Downloading the source code¶
Source code is available at https://github.com/ubc-library-rc/dataverse_utils. Working on the assumption that git
is installed, you can download the whole works with:
git clone https://github.com/ubc-library-rc/dataverse_utils
If you have mkdocs installed, you can view the documentation in a web browser by running mkdocs from the top level directory of the downloaded source files by running mkdocs serve
.
The components¶
Console utilities¶
There are nine (9) console utilities currently available.
-
dv_del: Bulk (unpublished) file deletion utility
-
dv_ldc_uploader: A utility which scrapes Linguistic Data Consortium metadata from their website, converts it to Dataverse JSON and uploads it, with the possibility of including local files. As of early 2023, there is an issue which requires attaching a manually downloaded certificate chain. Don’t worry, that’s not as hard as it sounds.
-
dv_list_files: Lists all the files in a dataverse record, potentially including all versions and draft versions.
-
dv_manifest_gen: Creates a simple tab-separated value format file which can be edited and then used to upload files as well as file-level metadata. Normally files will be edited after creation, usually in a spreadsheet like Excel.
-
dv_pg_facet_date: A server-based tool which updates the publication date facet and performs a study reindex.
-
dv_record_copy: Copies an existing Dataverse study metadata record to a target collection, or replace a currently existing record.
-
dv_release: A bulk release utility. Either releases all the unreleased studies in a Dataverse or individually if persistent identifiers are available.
-
dv_replace_licence: Replaces the licence associated with a PID with text from a Markdown file.
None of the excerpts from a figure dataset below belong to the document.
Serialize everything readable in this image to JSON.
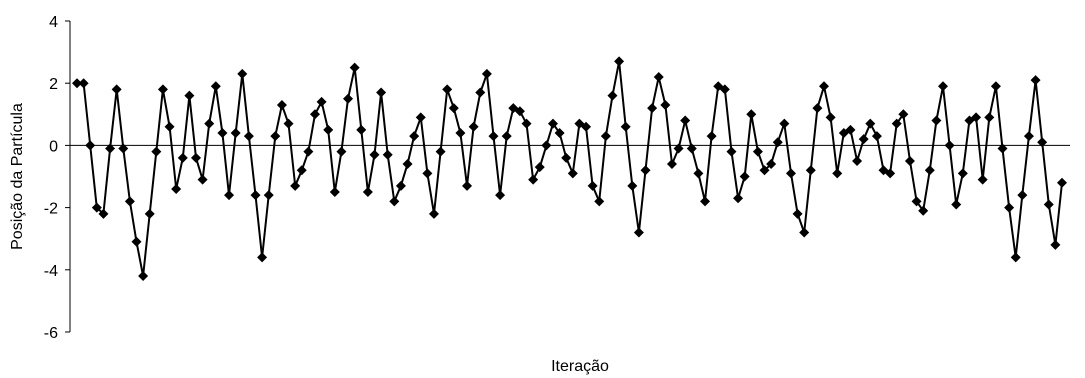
{
  "chart_data": {
    "type": "line",
    "title": "",
    "xlabel": "Iteração",
    "ylabel": "Posição da Partícula",
    "ylim": [
      -6,
      4
    ],
    "yticks": [
      4,
      2,
      0,
      -2,
      -4,
      -6
    ],
    "ytick_labels": [
      "4",
      "2",
      "0",
      "-2",
      "-4",
      "-6"
    ],
    "grid": false,
    "legend": "none",
    "marker": "diamond",
    "line_color": "#000000",
    "series": [
      {
        "values": [
          2.0,
          2.0,
          0.0,
          -2.0,
          -2.2,
          -0.1,
          1.8,
          -0.1,
          -1.8,
          -3.1,
          -4.2,
          -2.2,
          -0.2,
          1.8,
          0.6,
          -1.4,
          -0.4,
          1.6,
          -0.4,
          -1.1,
          0.7,
          1.9,
          0.4,
          -1.6,
          0.4,
          2.3,
          0.3,
          -1.6,
          -3.6,
          -1.6,
          0.3,
          1.3,
          0.7,
          -1.3,
          -0.8,
          -0.2,
          1.0,
          1.4,
          0.5,
          -1.5,
          -0.2,
          1.5,
          2.5,
          0.5,
          -1.5,
          -0.3,
          1.7,
          -0.3,
          -1.8,
          -1.3,
          -0.6,
          0.3,
          0.9,
          -0.9,
          -2.2,
          -0.2,
          1.8,
          1.2,
          0.4,
          -1.3,
          0.6,
          1.7,
          2.3,
          0.3,
          -1.6,
          0.3,
          1.2,
          1.1,
          0.7,
          -1.1,
          -0.7,
          0.0,
          0.7,
          0.4,
          -0.4,
          -0.9,
          0.7,
          0.6,
          -1.3,
          -1.8,
          0.3,
          1.6,
          2.7,
          0.6,
          -1.3,
          -2.8,
          -0.8,
          1.2,
          2.2,
          1.3,
          -0.6,
          -0.1,
          0.8,
          -0.1,
          -0.9,
          -1.8,
          0.3,
          1.9,
          1.8,
          -0.2,
          -1.7,
          -1.0,
          1.0,
          -0.2,
          -0.8,
          -0.6,
          0.1,
          0.7,
          -0.9,
          -2.2,
          -2.8,
          -0.8,
          1.2,
          1.9,
          0.9,
          -0.9,
          0.4,
          0.5,
          -0.5,
          0.2,
          0.7,
          0.3,
          -0.8,
          -0.9,
          0.7,
          1.0,
          -0.5,
          -1.8,
          -2.1,
          -0.8,
          0.8,
          1.9,
          0.0,
          -1.9,
          -0.9,
          0.8,
          0.9,
          -1.1,
          0.9,
          1.9,
          -0.1,
          -2.0,
          -3.6,
          -1.6,
          0.3,
          2.1,
          0.1,
          -1.9,
          -3.2,
          -1.2
        ]
      }
    ]
  }
}
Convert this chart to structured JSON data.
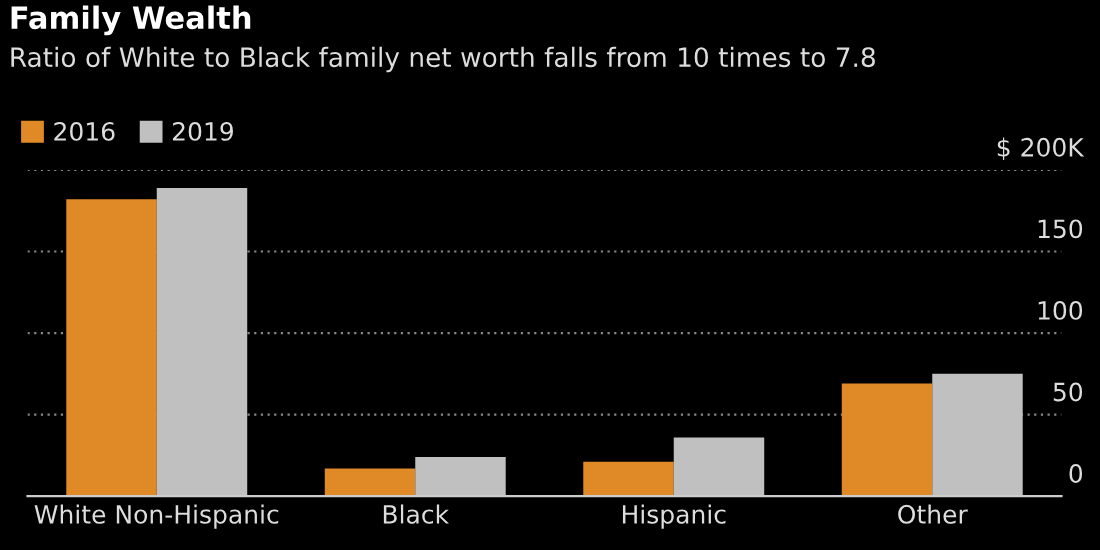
{
  "chart_data": {
    "type": "bar",
    "title": "Family Wealth",
    "subtitle": "Ratio of White to Black family net worth falls from 10 times to 7.8",
    "categories": [
      "White Non-Hispanic",
      "Black",
      "Hispanic",
      "Other"
    ],
    "series": [
      {
        "name": "2016",
        "color": "#e08a27",
        "values": [
          182,
          17,
          21,
          69
        ]
      },
      {
        "name": "2019",
        "color": "#c0c0c0",
        "values": [
          189,
          24,
          36,
          75
        ]
      }
    ],
    "ylim": [
      0,
      200
    ],
    "yticks": [
      0,
      50,
      100,
      150,
      {
        "value": 200,
        "label": "$ 200K"
      }
    ],
    "grid": "y",
    "legend": "top left"
  }
}
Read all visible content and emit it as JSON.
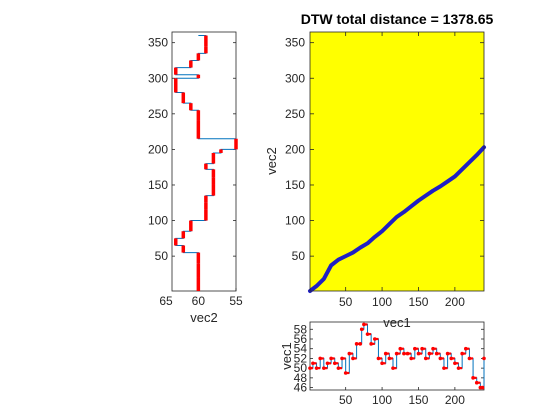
{
  "colors": {
    "series_red": "#ff0000",
    "series_line": "#0072bd",
    "path_blue": "#1f1fc4",
    "matrix_fill": "#ffff00",
    "axes": "#262626"
  },
  "chart_data": [
    {
      "id": "left",
      "type": "line",
      "orientation": "vertical",
      "xlabel": "vec2",
      "ylabel": "",
      "x_reversed": true,
      "xlim": [
        55,
        63.5
      ],
      "ylim": [
        1,
        365
      ],
      "xticks": [
        65,
        60,
        55
      ],
      "xtick_labels": [
        "65",
        "60",
        "55"
      ],
      "yticks": [
        50,
        100,
        150,
        200,
        250,
        300,
        350
      ],
      "ytick_labels": [
        "50",
        "100",
        "150",
        "200",
        "250",
        "300",
        "350"
      ],
      "series": [
        {
          "y": [
            1,
            20,
            40,
            55,
            65,
            75,
            85,
            100,
            115,
            125,
            135,
            150,
            160,
            172,
            180,
            195,
            200,
            215,
            240,
            255,
            265,
            280,
            300,
            305,
            315,
            325,
            335,
            345,
            360
          ],
          "x": [
            60,
            60,
            60,
            62,
            63,
            62,
            61,
            59,
            59,
            59,
            58,
            58,
            58,
            59,
            58,
            57,
            55,
            60,
            60,
            61,
            62,
            63,
            60,
            63,
            61,
            60,
            59,
            59,
            60
          ]
        }
      ]
    },
    {
      "id": "matrix",
      "type": "heatmap",
      "title": "DTW total distance = 1378.65",
      "xlabel": "vec1",
      "ylabel": "vec2",
      "xlim": [
        1,
        240
      ],
      "ylim": [
        1,
        365
      ],
      "xticks": [
        50,
        100,
        150,
        200
      ],
      "xtick_labels": [
        "50",
        "100",
        "150",
        "200"
      ],
      "yticks": [
        50,
        100,
        150,
        200,
        250,
        300,
        350
      ],
      "ytick_labels": [
        "50",
        "100",
        "150",
        "200",
        "250",
        "300",
        "350"
      ],
      "path": {
        "x": [
          1,
          10,
          20,
          30,
          40,
          50,
          60,
          70,
          80,
          90,
          100,
          110,
          120,
          130,
          140,
          150,
          160,
          170,
          180,
          190,
          200,
          210,
          220,
          230,
          240
        ],
        "y": [
          1,
          8,
          18,
          37,
          45,
          50,
          55,
          62,
          68,
          77,
          85,
          95,
          105,
          112,
          120,
          128,
          135,
          142,
          148,
          155,
          162,
          172,
          182,
          192,
          203
        ]
      }
    },
    {
      "id": "bottom",
      "type": "line",
      "xlabel": "",
      "ylabel": "vec1",
      "xlim": [
        1,
        240
      ],
      "ylim": [
        45.5,
        59.5
      ],
      "xticks": [
        50,
        100,
        150,
        200
      ],
      "xtick_labels": [
        "50",
        "100",
        "150",
        "200"
      ],
      "yticks": [
        46,
        48,
        50,
        52,
        54,
        56,
        58
      ],
      "ytick_labels": [
        "46",
        "48",
        "50",
        "52",
        "54",
        "56",
        "58"
      ],
      "series": [
        {
          "x": [
            1,
            5,
            10,
            15,
            20,
            25,
            30,
            35,
            40,
            45,
            50,
            55,
            60,
            65,
            70,
            72,
            75,
            80,
            85,
            90,
            95,
            100,
            105,
            110,
            115,
            120,
            125,
            130,
            135,
            140,
            145,
            150,
            155,
            160,
            165,
            170,
            175,
            180,
            185,
            190,
            195,
            200,
            205,
            210,
            215,
            220,
            225,
            230,
            235,
            238,
            240
          ],
          "y": [
            50,
            51,
            50,
            52,
            50,
            51,
            52,
            51,
            50,
            52,
            49,
            53,
            52,
            55,
            55,
            58,
            59,
            57,
            55,
            56,
            52,
            51,
            53,
            52,
            50,
            53,
            54,
            53,
            53,
            52,
            54,
            53,
            54,
            52,
            53,
            54,
            53,
            52,
            50,
            53,
            52,
            51,
            50,
            53,
            54,
            52,
            48,
            47,
            46,
            46,
            52
          ]
        }
      ]
    }
  ]
}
Also available as dv_replace_license for those using American English.
-
dv_upload_tsv: Takes a tsv file in the format from dv_manifest_gen.py and does all the uploading and metadata entry.
More information about these can be found on the console utilities page.
Python package: dataverse_utils¶
If you want to use the Python package directly, you should install with pip
instead of pipx
although, to be fair, you don’t have to. It will just make your life much easier. If you have no interest in using dataverse_utils
code in your own code, you can safely ignore this section.
The package contains a variety of utility functions which, for the most part, allow uploads of files and associated metadata without having to touch the Dataverse GUI or to have complex JSON attached.
For example, the upload_file
requires no JSON attachments:
dataverse_utils.upload_file('/path/to/file.ext',
dv='https://targetdataverse.invalid'
descr='A file description',
tags=['Data', 'Example', 'Spam'],
dirlabel=['path/to/spam'],
mimetype='application/geo+json')
Consult the API reference for full details.
ldc¶
The ldc
component represents the Linguistic Data Consortium or LDC. The ldc module is designed to harvest LDC metadata from its catalogue, convert it to Dataverse JSON, then upload it to a Dataverse installation. Once the study has been created, the general dataverse_utils
module can handle the file uploading.
The ldc
module requires the dryad2dataverse package.
Because of this, it requires a tiny bit more effort, because LDC material doesn’t have the required metadata. Here’s snippet that shows how it works.
import dataverse_utils.ldc as ldc
ldc.ds.constants.DV_CONTACT_EMAIL='iamcontact@test.invalid'
ldc.ds.constants.DV_CONTACT_NAME='Generic Support Email'
KEY = 'IAM-YOUR-DVERSE-APIKEY'
stud = 'LDC2021T02' #LDC study number
a = ldc.Ldc(stud)
a.fetch_record()
#Data goes into the 'ldc' dataverse
info = a.upload_metadata(url='https://dataverse.invalid',
key=KEY,
dv='ldc')
hdl = info['data']['persistentId']
with open('/Users/you/tmp/testme.tsv') as fil:
du.upload_from_tsv(fil, hdl=hdl,dv='https://dataverse.invalid',
apikey=KEY)
Note that one method uses key
and the other apikey
. This is what is known as ad hoc.
More information is available at the API reference.